I currently have the UR3 robotic arm loaded in Gazebo using their provided URDF/Xacro. I would like to make the arm move by specifying how much torque a particular joint of the arm produces.

My initial intuition would be to create a Gazebo plugin. I have been looking at the Gazebo Physics Joint class, but I have to admit I am a bit lost as to what function to use. I have a basic plugin that can print out the links and joints of the arm, but I am having little luck moving the arm. Currently my update function of my plugin looks like this:

public: void OnUpdate(const common::UpdateInfo & /*_info*/)
    {
         this->model->GetJoint("shoulder_lift_joint")->SetForce(1, 10000);
    }

It seems to jiggle the arm slightly but doesn't have any other effect. I am also confused about the inputs of set force. What indices correspond to which axis, and what are the units of force?

The reason I am not using the built-in JointController class is because eventually I want to test out my own controllers for the arm; however, the default JointController already includes a PID controller implementation built-in and only takes in the goal joint position. I would like a lower-level method to make a joint provide some torque and let Gazebo simulate what applying this torque would do.


Edit:

After submitting the question, I changed the axis to 2 and the force to 1000000 (SetForce(2,1000000)), which was enough to break the model.

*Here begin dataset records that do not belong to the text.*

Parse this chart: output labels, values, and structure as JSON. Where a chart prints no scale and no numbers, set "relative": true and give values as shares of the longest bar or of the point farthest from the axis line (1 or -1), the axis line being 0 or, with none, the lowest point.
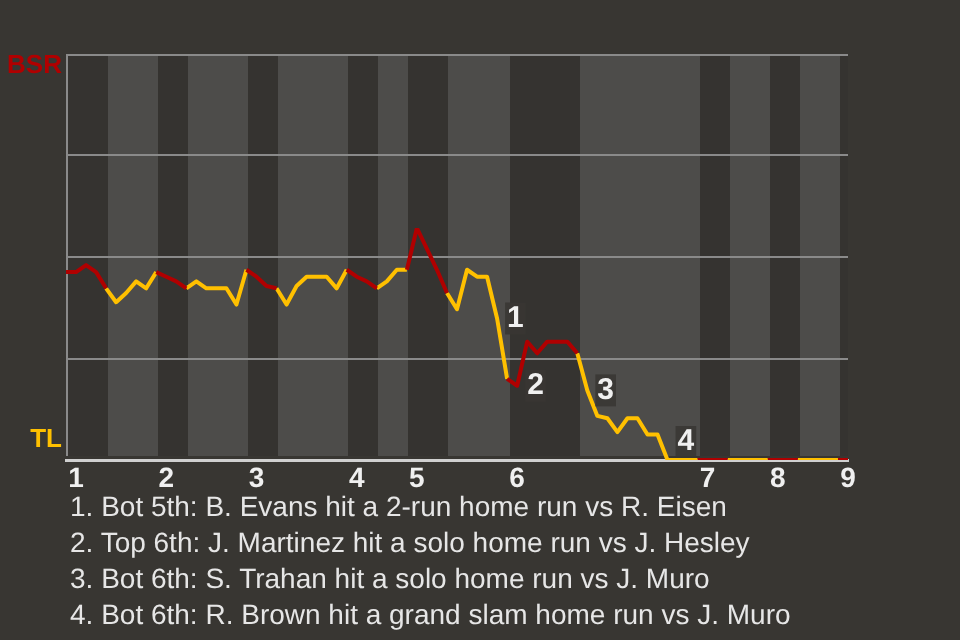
{
  "chart_data": {
    "type": "line",
    "relative": true,
    "categories": [
      null,
      "1",
      null,
      null,
      null,
      null,
      null,
      null,
      null,
      null,
      "2",
      null,
      null,
      null,
      null,
      null,
      null,
      null,
      null,
      "3",
      null,
      null,
      null,
      null,
      null,
      null,
      null,
      null,
      null,
      "4",
      null,
      null,
      null,
      null,
      null,
      "5",
      null,
      null,
      null,
      null,
      null,
      null,
      null,
      null,
      null,
      "6",
      null,
      null,
      null,
      null,
      null,
      null,
      null,
      null,
      null,
      null,
      null,
      null,
      null,
      null,
      null,
      null,
      null,
      null,
      "7",
      null,
      null,
      null,
      null,
      null,
      null,
      "8",
      null,
      null,
      null,
      null,
      null,
      null,
      "9"
    ],
    "marker": "none",
    "ref_lines": [
      {
        "axis": "y",
        "value": 0.44,
        "color": "#8a8a8a"
      },
      {
        "axis": "y",
        "value": 0.88,
        "color": "#8a8a8a"
      },
      {
        "axis": "y",
        "value": 1.32,
        "color": "#8a8a8a"
      },
      {
        "axis": "y",
        "value": 1.75,
        "color": "#8a8a8a"
      }
    ],
    "series": [
      {
        "color": "#b00000",
        "values": [
          0.81,
          0.81,
          0.84,
          0.81,
          0.74,
          null,
          null,
          null,
          null,
          0.81,
          0.79,
          0.77,
          0.74,
          null,
          null,
          null,
          null,
          null,
          0.82,
          0.79,
          0.75,
          0.74,
          null,
          null,
          null,
          null,
          null,
          null,
          0.82,
          0.79,
          0.77,
          0.74,
          null,
          null,
          0.82,
          1,
          0.91,
          0.82,
          0.72,
          null,
          null,
          null,
          null,
          null,
          0.35,
          0.32,
          0.51,
          0.46,
          0.51,
          0.51,
          0.51,
          0.46,
          null,
          null,
          null,
          null,
          null,
          null,
          null,
          null,
          null,
          null,
          null,
          0,
          0,
          0,
          0,
          null,
          null,
          null,
          0,
          0,
          0,
          0,
          null,
          null,
          null,
          0,
          0
        ]
      },
      {
        "color": "#ffc000",
        "values": [
          null,
          null,
          null,
          null,
          0.74,
          0.68,
          0.72,
          0.77,
          0.74,
          0.81,
          null,
          null,
          0.74,
          0.77,
          0.74,
          0.74,
          0.74,
          0.67,
          0.82,
          null,
          null,
          0.74,
          0.67,
          0.75,
          0.79,
          0.79,
          0.79,
          0.74,
          0.82,
          null,
          null,
          0.74,
          0.77,
          0.82,
          0.82,
          null,
          null,
          null,
          0.72,
          0.65,
          0.82,
          0.79,
          0.79,
          0.61,
          0.35,
          null,
          null,
          null,
          null,
          null,
          null,
          0.46,
          0.3,
          0.19,
          0.18,
          0.12,
          0.18,
          0.18,
          0.11,
          0.11,
          0,
          0,
          0,
          0,
          null,
          null,
          0,
          0,
          0,
          0,
          0,
          null,
          null,
          0,
          0,
          0,
          0,
          0,
          null
        ]
      }
    ],
    "annotations": [
      {
        "text": "BSR"
      },
      {
        "text": "TL"
      },
      {
        "text": "1",
        "y": 0.61
      },
      {
        "text": "2",
        "y": 0.32
      },
      {
        "text": "3",
        "y": 0.3
      },
      {
        "text": "4",
        "y": 0
      },
      "1. Bot 5th: B. Evans hit a 2-run home run vs R. Eisen",
      "2. Top 6th: J. Martinez hit a solo home run vs J. Hesley",
      "3. Bot 6th: S. Trahan hit a solo home run vs J. Muro",
      "4. Bot 6th: R. Brown hit a grand slam home run vs J. Muro"
    ]
  }
}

So it seems the function does affect the model, but I would still like some clarification about the input parameters and whether this is the correct approach.

Asked by scchow on 2017-07-25 14:17:08 UTC

Comments

I'm interested to know how this ended up. I'm trying to the same thing - simulate a custom motor controller in Gazebo using a plugin.

I'm headed down the same path you are (were). Planning to apply forces - since that's better than velocities I think - in the plugin update function.

Asked by josephcoombe on 2017-09-27 11:56:50 UTC

Answers

I think you're on the right track. Some joints have more than one axis, e.g. revolute2, so the index specifies which axis to to control. I think the ur3 robot only has revolute joints so the index should be 0. The SetForce call still works in your example because the ODE revolute joint implementation ignores the index value.